14. Non-metals and their compounds

  • (a) Hydrogen: commercial production from water gas and cracking of petroleum fractions, laboratory preparation, properties uses, and hydrogen test.
  • (b) Halogens: Chlorine is a representative element of the halogen. Laboratory preparation, industrial preparation by electrolysis, properties, and uses, e.g., water sterilization, bleaching, manufacture of HCl, plastics, and insecticides. Hydrogen chloride and Hydrochloric acid: Preparation and properties. Chlorides and test for chlorides.
  • (c) Oxygen and Sulphur (i) Oxygen: Laboratory preparation, properties and uses. Commercial production from liquid air. Oxides: Acidic, basic, amphoteric and neutral, trioxygen (ozone) as an allotrope and the importance of ozone in the atmosphere. (ii) Sulphur: Uses and allotropes: preparation of allotropes is not expected. Preparation, properties, and uses of sulphur (IV) oxide, the reaction of SO2 with alkalis. Trioxosulphate (IV) acid and its salts, the effect of acids on salts of trioxosulphate (IV), Tetraoxosulphate (VI) acid: Commercial preparation (contact process only), properties as a dilute acid, an oxidizing and a dehydrating agent and uses. Test for SO42-. Hydrogen sulphide: Preparation and properties as a weak acid, reducing and precipitating agents. Test for S2-
  • (d) Nitrogen: (i) Laboratory preparation (ii) Production from liquid air (iii) Ammonia: Laboratory and industrial preparations (Haber Process only), properties and uses, ammonium salts and their uses, oxidation of ammonia to nitrogen (IV) oxide and trioxonitrate (V) acid. Test for NH4+ (iv) Trioxonitrate (V) acid: Laboratory preparation from ammonia; properties and uses. Trioxonitrate (V) salt-action of heat and uses. Test for NO3- (v) Oxides of nitrogen: Properties. The nitrogen cycle.
  • (e) Carbon: (i) Allotropes: Uses and properties (ii) Carbon(IV) oxide, Laboratory preparation, properties and uses. The action of heat on trioxocarbonate(IV) salts and test for CO32- (iii) Carbon(II) oxide: Laboratory preparation, properties including its effect on blood; sources of carbon (II) oxide to include charcoal, fire and exhaust fumes. (iv) Coal: Different types, of products obtained from the destructive distillation of wood and coal. (v) Coke: Gasification and uses. Manufacture of synthesis gas and uses.
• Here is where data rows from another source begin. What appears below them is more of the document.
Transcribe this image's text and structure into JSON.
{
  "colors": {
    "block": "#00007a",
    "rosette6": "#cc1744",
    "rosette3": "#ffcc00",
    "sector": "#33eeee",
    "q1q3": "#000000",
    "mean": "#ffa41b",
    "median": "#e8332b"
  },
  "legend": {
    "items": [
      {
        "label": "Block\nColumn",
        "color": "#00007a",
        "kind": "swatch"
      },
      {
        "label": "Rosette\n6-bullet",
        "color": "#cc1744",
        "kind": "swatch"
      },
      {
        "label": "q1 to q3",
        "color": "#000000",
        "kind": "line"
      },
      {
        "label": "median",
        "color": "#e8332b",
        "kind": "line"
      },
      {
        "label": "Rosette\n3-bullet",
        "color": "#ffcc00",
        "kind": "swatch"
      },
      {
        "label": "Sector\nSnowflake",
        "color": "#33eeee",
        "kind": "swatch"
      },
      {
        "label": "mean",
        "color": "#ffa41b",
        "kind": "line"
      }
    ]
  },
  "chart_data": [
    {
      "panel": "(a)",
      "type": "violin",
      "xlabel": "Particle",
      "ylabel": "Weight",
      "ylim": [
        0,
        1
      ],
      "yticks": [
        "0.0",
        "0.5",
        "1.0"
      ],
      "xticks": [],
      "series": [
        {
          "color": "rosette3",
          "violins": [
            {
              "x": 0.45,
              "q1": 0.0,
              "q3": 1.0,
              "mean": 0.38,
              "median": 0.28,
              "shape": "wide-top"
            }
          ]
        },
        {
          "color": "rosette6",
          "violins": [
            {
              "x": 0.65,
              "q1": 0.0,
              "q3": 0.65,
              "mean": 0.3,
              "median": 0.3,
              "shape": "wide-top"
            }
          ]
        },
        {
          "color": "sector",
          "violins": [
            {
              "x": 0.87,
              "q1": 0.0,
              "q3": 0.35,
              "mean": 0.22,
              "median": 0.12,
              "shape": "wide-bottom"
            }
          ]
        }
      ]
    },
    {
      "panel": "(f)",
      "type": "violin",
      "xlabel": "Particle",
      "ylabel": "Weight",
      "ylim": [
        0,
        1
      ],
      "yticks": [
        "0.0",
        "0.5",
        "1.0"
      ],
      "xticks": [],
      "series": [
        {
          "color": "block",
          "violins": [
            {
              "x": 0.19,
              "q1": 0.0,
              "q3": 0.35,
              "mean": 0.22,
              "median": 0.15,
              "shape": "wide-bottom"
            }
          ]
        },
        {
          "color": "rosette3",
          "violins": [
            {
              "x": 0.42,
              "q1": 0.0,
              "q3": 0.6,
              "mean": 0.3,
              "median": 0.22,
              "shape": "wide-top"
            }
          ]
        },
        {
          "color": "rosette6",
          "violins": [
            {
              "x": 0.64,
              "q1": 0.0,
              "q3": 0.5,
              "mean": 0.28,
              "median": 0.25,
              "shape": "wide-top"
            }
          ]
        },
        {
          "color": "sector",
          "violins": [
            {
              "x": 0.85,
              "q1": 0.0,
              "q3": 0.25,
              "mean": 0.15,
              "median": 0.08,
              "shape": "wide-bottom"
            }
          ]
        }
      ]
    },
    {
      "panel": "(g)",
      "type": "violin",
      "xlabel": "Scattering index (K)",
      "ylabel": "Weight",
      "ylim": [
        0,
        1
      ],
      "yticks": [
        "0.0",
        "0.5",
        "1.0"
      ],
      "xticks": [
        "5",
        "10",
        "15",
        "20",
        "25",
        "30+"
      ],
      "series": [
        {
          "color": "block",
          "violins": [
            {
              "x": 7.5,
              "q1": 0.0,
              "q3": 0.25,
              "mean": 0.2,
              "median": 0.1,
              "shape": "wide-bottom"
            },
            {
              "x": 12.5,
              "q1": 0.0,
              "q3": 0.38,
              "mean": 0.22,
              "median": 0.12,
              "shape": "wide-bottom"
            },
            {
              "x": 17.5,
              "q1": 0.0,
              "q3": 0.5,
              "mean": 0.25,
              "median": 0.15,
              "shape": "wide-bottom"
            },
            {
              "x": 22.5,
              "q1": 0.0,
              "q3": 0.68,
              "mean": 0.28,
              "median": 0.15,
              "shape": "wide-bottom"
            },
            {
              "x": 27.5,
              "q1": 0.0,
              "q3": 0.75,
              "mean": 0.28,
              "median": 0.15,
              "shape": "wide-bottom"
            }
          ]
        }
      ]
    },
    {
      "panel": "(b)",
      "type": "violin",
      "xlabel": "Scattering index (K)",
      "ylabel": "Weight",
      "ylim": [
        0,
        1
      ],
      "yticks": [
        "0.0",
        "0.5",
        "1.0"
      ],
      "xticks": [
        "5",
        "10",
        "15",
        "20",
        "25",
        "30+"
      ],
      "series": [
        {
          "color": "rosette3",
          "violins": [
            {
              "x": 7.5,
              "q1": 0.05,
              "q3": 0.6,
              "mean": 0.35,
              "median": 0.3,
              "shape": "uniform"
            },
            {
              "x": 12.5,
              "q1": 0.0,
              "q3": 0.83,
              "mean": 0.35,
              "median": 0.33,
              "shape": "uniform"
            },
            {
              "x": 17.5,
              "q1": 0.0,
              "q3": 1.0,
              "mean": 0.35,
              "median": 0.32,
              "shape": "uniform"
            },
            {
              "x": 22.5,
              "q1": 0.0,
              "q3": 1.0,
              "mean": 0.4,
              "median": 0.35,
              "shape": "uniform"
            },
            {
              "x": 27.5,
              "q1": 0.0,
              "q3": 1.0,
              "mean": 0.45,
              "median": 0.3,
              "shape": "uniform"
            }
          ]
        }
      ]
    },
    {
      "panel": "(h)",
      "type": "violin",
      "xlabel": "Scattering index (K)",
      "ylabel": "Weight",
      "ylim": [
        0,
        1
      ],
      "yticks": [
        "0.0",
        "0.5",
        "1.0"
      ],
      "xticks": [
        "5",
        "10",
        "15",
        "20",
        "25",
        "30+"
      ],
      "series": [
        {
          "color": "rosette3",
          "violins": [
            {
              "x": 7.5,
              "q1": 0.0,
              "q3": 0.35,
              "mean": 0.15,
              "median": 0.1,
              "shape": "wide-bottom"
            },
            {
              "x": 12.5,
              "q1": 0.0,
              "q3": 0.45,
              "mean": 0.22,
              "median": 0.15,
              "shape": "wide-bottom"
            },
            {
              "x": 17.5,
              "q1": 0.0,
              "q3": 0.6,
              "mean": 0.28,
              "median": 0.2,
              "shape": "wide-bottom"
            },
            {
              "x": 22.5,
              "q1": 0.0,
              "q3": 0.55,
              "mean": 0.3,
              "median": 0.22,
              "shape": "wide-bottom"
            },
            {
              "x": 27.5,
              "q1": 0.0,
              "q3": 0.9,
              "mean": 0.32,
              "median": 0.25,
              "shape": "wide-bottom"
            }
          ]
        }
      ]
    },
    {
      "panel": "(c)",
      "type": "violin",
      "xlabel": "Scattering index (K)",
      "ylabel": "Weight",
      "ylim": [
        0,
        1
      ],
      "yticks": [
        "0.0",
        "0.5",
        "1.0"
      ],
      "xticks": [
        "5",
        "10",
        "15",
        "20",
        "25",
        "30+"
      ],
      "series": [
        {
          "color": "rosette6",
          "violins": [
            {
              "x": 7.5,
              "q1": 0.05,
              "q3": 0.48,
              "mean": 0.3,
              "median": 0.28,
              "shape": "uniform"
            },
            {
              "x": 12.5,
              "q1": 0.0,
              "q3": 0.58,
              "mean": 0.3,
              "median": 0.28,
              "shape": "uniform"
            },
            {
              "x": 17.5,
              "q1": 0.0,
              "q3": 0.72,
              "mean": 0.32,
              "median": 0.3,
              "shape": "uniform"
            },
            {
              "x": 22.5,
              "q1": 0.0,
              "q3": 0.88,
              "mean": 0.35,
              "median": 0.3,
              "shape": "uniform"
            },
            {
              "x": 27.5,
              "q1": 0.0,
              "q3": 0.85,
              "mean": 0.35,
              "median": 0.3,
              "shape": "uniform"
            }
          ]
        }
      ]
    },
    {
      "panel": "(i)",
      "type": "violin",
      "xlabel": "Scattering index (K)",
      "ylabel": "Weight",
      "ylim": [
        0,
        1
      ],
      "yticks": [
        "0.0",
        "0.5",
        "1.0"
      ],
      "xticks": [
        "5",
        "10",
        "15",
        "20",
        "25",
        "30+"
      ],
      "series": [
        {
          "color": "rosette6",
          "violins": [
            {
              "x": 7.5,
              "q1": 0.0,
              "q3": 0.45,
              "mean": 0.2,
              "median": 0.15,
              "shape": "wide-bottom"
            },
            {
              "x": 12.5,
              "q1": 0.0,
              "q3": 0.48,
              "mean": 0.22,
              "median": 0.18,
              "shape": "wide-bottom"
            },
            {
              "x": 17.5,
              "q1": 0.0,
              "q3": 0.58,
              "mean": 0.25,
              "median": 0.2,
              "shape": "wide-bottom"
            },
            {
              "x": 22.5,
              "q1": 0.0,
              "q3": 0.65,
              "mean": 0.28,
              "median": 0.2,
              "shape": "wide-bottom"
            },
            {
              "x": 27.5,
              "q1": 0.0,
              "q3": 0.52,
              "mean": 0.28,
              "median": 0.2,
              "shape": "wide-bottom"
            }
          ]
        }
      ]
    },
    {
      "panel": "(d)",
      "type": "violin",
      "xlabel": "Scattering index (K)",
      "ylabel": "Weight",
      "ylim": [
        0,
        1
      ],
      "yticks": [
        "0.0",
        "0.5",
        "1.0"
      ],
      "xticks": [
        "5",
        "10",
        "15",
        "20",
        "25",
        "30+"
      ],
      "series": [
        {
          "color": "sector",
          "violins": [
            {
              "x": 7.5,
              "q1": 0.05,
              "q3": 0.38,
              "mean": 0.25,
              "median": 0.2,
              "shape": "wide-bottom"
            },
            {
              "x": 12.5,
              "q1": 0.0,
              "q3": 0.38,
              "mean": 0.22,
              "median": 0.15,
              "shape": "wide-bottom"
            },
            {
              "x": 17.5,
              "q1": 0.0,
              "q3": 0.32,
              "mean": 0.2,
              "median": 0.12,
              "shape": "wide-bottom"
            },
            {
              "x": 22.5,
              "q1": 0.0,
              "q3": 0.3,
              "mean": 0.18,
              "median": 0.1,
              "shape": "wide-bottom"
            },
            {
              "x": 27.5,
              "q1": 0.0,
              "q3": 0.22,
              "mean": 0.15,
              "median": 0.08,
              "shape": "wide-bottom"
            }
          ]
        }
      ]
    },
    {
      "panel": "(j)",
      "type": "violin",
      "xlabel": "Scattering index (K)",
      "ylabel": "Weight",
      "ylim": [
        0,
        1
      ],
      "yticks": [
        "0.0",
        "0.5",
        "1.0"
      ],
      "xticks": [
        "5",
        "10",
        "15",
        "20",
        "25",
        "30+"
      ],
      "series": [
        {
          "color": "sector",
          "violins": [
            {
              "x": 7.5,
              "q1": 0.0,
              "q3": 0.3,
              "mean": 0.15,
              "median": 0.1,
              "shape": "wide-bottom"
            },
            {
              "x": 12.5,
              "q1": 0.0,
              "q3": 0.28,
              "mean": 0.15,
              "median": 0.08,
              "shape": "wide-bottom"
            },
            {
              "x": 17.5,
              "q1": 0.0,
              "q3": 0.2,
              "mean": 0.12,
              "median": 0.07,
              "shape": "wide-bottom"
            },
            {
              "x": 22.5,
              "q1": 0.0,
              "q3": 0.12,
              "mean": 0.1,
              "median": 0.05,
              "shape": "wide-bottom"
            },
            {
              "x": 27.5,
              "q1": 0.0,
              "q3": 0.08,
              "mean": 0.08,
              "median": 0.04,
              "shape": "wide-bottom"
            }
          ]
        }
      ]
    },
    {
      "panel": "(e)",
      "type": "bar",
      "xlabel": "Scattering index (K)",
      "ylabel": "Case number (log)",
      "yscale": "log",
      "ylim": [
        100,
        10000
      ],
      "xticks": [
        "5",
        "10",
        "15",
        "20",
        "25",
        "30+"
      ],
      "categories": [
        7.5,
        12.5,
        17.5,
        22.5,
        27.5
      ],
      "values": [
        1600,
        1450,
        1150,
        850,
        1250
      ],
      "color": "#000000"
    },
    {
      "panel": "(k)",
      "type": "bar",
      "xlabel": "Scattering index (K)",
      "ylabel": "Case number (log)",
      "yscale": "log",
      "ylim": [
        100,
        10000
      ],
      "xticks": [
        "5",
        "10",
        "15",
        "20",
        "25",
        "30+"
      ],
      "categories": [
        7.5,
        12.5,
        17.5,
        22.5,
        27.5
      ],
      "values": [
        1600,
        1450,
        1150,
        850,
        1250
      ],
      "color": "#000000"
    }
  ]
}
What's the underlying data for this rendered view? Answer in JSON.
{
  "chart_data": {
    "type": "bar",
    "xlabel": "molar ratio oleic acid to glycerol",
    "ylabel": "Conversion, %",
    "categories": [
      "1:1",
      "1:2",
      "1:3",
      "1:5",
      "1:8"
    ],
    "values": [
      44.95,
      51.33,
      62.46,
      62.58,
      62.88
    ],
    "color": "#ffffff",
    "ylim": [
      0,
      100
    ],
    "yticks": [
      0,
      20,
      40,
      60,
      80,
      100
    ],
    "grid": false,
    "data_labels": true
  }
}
  • (f) Metals and their compounds (a) General properties of metals (b) Alkali metals e.g. sodium (i) Sodium hydroxide:- Production by electrolysis of brine, its action on aluminium, zinc and lead ions. Uses including precipitation of metallic hydroxides. (ii) Sodium trioxocarbonate (IV) and sodium hydrogen trioxocarbonate (IV): Production by Solvay process, properties and uses, e.g. Na2CO3 in the manufacture of glass. (iii) Sodium chloride: its occurrence in seawater and uses, the economic importance of seawater and the recovery of sodium chloride. (c) Alkaline-earth metals, e.g. calcium; calcium oxide, calcium hydroxide and calcium trioxocarbonate (IV); Properties and uses. Preparation of Calcium oxide from seashells, the chemical composition of cement and the setting of mortar. Test for Ca2+. (d) Aluminium Purification of bauxite, electrolytic extraction, properties, and uses of aluminium and its compounds. Test for A13+ (e) Tin Extraction from its ores. Properties and uses. (f) Metals of the first transition series. Characteristic properties: (i) Electron configuration (ii) oxidation states (iii) complex ion formation (iv) formation of coloured ions.